Keine Hinzu- und Anrechnung nach Vertragsaufhebung

iFamZ 2026/38

§§ 781 f, 788 ABGB

1. Eine Schenkung ist „wirklich gemacht“ iSd § 782 ABGB, wenn der Geschenkgeber das Vermögensopfer endgültig erbracht hat. Zur Bestimmung dieses Zeitpunkts ist nicht der Abschluss eines der Zuwendung zugrunde liegenden Rechtsgeschäfts maßgeblich, sondern dessen tatsächliche Erfüllung im Sinn eines endgültigen und unwiderruflichen Übergangs der Rechtszuständigkeit.

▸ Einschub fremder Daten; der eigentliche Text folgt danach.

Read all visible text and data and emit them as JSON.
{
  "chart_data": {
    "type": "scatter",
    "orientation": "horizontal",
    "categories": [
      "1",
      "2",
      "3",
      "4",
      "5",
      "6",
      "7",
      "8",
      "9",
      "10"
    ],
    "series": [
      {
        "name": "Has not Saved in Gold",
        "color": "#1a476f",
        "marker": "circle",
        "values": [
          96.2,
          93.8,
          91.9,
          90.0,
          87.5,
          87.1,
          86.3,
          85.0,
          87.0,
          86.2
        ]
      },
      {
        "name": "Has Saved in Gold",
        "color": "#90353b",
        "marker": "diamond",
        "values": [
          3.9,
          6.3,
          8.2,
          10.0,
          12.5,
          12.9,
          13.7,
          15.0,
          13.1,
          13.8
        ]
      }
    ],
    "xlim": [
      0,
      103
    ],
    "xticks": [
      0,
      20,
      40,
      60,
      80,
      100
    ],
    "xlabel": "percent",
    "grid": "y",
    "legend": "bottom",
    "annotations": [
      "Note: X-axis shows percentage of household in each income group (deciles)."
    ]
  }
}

2. Für die Frage der Hinzu- und Anrechnung von Schenkungen ist (auch) im Anwendungsbereich des § 788 ABGB nF im Einklang mit den tragenden Grundsätzen des Pflichtteilsrechts und dem Zweck der Hinzu- und Anrechnung die Grundüberlegung relevant, Pflichtteilsberechtigte grundsätzlich so zu stellen, als wäre die Sache noch im Nachlass. Damit scheidet im Fall der einvernehmlichen Aufhebung einer zuvor erfolgten unentgeltlichen Zuwendung, deren Ergebnis ist, dass die Sache sich wieder ungeschmälert und ohne eine vom Nachlass dafür zu tragende Gegenleistung im Nachlass befindet, eine Hinzu- und Anrechnung der ursprünglichen Zuwendung des Erblassers aus.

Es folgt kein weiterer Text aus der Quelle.